For statement (a), calculate the pH of a \(1.0 \times 10^{-8} \mathrm{M}\) \(\mathrm{HCl}\) solution. Since the concentration is very low, we must consider the ionization of water. The ionic product of water \(\mathrm{K}_w\) is \(1.0 \times 10^{-14}\). In neutral water, \([\mathrm{H}^+] = [\mathrm{OH}^-] = 1.0 \times 10^{-7} \mathrm{M}\). Hence, the actual \([\mathrm{H}^+]\) will be \(1.0 \times 10^{-7} \mathrm{M} + 1.0 \times 10^{-8} \mathrm{M}\).

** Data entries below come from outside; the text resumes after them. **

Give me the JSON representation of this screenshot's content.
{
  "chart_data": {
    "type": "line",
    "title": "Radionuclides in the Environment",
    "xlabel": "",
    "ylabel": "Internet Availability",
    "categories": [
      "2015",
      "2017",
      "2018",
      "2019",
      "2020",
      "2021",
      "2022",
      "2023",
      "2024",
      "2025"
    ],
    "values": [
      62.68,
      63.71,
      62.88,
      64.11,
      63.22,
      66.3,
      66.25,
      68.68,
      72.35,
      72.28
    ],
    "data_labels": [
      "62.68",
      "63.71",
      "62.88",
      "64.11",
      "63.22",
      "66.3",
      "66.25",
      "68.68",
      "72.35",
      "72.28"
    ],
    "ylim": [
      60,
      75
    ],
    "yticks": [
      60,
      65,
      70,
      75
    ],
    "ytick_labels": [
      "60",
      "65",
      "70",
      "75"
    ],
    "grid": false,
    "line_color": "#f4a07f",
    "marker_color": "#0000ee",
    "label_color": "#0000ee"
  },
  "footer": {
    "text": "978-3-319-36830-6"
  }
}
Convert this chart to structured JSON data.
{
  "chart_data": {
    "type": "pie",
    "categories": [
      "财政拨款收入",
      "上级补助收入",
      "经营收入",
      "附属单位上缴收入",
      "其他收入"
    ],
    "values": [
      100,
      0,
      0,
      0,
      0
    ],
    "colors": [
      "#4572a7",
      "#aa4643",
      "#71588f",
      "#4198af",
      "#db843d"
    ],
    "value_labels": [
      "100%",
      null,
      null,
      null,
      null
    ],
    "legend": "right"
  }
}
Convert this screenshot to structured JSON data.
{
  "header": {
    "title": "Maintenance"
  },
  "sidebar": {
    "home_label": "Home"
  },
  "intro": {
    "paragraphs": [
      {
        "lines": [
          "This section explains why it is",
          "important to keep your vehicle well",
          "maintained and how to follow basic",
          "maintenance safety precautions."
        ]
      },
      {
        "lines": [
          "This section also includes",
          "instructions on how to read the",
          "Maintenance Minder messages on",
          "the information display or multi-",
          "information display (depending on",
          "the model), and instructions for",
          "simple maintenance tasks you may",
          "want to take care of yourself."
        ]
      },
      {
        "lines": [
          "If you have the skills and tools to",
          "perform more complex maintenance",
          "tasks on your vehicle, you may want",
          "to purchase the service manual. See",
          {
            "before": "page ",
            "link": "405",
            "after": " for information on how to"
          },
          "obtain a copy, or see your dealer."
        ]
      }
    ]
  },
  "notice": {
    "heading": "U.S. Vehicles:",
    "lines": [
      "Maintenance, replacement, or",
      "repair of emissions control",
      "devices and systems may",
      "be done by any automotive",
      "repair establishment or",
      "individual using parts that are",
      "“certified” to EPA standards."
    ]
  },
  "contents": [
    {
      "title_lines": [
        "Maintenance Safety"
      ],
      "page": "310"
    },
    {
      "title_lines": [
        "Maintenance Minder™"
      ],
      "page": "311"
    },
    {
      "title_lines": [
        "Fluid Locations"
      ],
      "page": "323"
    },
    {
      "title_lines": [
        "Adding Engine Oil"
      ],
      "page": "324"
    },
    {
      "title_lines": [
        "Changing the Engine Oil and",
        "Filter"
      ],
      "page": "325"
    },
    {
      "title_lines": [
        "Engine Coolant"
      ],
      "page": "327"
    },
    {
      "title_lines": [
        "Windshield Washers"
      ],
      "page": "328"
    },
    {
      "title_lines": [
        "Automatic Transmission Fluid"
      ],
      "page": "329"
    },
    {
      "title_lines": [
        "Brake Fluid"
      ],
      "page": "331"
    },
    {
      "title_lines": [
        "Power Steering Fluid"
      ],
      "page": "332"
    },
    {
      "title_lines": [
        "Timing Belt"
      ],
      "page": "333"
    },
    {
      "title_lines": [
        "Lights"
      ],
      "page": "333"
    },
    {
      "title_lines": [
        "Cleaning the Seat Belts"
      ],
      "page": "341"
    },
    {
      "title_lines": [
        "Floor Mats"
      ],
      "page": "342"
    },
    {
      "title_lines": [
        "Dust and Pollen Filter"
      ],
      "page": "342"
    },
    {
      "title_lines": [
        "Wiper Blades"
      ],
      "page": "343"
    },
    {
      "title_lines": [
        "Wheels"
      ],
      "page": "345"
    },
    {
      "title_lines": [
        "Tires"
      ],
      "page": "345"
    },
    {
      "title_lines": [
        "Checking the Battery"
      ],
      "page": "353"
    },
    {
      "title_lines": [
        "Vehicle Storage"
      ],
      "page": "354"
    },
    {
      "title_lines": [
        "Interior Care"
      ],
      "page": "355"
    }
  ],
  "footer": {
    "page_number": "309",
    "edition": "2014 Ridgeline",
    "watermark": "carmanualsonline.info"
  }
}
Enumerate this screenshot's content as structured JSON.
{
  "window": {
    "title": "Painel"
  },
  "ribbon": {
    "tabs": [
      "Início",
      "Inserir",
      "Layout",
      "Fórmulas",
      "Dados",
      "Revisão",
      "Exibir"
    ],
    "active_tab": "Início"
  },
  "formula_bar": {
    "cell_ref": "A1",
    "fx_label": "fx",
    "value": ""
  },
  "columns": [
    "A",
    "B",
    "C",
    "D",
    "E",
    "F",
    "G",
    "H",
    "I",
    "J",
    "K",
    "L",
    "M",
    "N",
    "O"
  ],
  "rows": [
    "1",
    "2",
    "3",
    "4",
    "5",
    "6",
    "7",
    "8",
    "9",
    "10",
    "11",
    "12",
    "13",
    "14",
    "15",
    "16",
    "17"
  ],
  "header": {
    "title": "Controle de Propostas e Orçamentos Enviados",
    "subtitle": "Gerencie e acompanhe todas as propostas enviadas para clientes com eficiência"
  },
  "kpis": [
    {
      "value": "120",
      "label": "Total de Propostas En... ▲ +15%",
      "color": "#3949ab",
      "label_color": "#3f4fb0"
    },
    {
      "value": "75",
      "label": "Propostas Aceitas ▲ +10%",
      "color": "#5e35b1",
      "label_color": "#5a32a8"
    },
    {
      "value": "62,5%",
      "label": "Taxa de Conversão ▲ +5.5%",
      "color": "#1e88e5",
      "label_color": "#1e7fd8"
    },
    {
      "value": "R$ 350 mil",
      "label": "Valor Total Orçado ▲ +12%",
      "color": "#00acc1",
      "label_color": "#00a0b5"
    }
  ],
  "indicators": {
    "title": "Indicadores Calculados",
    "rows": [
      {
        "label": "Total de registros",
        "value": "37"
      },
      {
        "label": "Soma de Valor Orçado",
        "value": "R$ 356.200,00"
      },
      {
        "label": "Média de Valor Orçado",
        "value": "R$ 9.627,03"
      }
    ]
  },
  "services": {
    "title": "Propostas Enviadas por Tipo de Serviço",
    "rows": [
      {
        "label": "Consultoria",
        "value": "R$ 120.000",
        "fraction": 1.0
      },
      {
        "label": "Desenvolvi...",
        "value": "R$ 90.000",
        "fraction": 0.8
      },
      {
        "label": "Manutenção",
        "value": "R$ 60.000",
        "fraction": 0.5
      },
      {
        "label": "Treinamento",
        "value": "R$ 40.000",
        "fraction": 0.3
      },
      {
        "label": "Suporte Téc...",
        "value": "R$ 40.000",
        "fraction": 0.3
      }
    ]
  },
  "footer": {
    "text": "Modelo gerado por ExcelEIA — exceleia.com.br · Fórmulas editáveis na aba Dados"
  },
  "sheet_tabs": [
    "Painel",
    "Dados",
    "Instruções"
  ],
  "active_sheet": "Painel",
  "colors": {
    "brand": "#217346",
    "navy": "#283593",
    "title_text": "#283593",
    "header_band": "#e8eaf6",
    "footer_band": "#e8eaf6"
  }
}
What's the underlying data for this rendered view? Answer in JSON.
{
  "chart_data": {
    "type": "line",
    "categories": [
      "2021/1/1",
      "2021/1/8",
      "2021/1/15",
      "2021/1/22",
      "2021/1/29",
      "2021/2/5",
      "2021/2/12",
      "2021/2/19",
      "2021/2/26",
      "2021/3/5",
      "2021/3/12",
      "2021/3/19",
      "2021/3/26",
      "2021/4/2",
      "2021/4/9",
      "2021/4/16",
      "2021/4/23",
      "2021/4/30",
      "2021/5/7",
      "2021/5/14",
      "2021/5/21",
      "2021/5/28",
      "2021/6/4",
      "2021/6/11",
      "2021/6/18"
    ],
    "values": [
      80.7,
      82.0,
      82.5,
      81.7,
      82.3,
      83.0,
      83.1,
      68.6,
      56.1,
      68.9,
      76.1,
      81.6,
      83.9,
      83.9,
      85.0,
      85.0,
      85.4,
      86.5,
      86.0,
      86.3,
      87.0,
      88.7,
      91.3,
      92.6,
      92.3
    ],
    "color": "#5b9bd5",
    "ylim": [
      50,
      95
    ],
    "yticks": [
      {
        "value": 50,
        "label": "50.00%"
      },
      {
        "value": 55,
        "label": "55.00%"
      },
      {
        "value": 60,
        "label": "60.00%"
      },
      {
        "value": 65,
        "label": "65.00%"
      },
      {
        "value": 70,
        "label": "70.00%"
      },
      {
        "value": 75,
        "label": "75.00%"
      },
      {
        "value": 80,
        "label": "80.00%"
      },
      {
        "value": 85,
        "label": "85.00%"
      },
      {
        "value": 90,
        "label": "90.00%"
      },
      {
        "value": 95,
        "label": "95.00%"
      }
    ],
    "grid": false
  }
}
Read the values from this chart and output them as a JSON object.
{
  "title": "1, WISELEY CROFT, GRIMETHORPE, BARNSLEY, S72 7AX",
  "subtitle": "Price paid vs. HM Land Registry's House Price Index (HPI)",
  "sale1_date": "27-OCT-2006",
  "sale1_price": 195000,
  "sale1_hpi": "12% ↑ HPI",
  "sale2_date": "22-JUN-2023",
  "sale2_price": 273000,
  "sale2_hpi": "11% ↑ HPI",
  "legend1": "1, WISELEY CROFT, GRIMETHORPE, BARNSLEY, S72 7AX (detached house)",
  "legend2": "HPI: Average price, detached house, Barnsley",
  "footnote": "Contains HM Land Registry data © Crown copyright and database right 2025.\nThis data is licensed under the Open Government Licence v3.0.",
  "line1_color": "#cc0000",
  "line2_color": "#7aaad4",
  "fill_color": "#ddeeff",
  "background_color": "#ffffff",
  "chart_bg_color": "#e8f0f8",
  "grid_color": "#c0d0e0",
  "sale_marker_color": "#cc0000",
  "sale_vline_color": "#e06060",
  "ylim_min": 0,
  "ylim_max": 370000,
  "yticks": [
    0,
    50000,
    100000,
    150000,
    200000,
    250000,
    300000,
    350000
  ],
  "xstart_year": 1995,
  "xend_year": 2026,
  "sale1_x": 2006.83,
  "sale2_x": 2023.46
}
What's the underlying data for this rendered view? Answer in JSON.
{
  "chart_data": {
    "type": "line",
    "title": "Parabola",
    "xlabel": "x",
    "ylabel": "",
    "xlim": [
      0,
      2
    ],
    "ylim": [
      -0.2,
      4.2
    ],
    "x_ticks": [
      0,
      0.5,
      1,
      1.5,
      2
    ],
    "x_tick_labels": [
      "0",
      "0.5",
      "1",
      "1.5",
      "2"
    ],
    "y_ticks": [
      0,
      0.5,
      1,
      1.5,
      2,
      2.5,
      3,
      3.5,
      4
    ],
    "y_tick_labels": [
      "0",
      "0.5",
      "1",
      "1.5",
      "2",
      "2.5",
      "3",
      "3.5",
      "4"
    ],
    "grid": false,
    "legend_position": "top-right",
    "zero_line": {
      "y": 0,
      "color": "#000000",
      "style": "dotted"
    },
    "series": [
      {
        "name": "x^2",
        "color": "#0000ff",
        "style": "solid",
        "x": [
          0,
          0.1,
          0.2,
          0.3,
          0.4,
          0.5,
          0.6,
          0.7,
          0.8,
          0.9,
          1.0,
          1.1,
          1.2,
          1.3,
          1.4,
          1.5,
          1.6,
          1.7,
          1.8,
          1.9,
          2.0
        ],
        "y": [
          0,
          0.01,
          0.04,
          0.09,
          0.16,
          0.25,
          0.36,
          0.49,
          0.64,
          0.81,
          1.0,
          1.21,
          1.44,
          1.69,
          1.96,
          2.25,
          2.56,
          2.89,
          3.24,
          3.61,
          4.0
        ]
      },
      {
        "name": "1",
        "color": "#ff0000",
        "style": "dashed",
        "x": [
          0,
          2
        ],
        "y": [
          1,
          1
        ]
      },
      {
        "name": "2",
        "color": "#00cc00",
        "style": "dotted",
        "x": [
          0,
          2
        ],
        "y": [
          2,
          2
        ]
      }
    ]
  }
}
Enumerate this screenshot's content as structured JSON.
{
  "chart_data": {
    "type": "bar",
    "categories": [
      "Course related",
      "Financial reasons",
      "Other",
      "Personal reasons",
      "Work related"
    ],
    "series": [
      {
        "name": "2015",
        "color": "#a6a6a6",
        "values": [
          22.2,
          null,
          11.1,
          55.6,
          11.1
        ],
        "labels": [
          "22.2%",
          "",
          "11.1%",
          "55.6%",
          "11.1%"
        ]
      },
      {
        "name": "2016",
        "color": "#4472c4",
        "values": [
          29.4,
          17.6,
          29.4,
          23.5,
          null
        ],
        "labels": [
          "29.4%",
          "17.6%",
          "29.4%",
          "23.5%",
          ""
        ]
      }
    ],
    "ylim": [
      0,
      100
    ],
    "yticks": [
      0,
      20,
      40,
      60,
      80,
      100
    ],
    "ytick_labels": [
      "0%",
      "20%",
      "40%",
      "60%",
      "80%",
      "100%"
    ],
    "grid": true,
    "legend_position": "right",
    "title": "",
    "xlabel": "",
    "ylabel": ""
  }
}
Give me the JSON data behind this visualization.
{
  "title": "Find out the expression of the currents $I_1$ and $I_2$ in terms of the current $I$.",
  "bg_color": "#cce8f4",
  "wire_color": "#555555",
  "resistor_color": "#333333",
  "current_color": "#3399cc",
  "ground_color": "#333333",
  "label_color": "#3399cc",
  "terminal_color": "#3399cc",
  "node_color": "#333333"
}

Calculate the pH now: \[\mathrm{pH} = -\log_{10}(1.0 \times 10^{-7} + 1.0 \times 10^{-8})\] The pH is actually slightly less than 7, so this statement is incorrect.

The conjugate base of an acid is formed by removing a proton \((\mathrm{H}^+)\) from the acid. \(\mathrm{H}_{2} \mathrm{PO}_{4}^{-}\) is the given acid, so its conjugate base will be \(\mathrm{HPO}_{4}^{2-}\). Since removing a proton reduces the charge by 1, this is correct.

Consider the effect of temperature on the autoprotolysis constant \(\mathrm{K}_w\) of water. The reaction \(2 \mathrm{H}_2\mathrm{O} \leftrightarrow \mathrm{H}_3\mathrm{O}^+ + \mathrm{OH}^-\) is endothermic. Raising the temperature shifts the equilibrium to produce more \(\mathrm{H}_3\mathrm{O}^+\) and \(\mathrm{OH}^-\), therefore increasing \(\mathrm{K}_w\). Thus, this statement is correct.

At the half-neutralization point in a titration of a weak monoprotic acid with a strong base, the concentration of the acid is equal to the concentration of its conjugate base. Hence, \([\mathrm{HA}] = [\mathrm{A}^-]\), leading to the equation \(\mathrm{pH} = \mathrm{pK}_a\), not \(\mathrm{pH} = (1/2)\mathrm{pK}_a\). This makes statement (d) incorrect.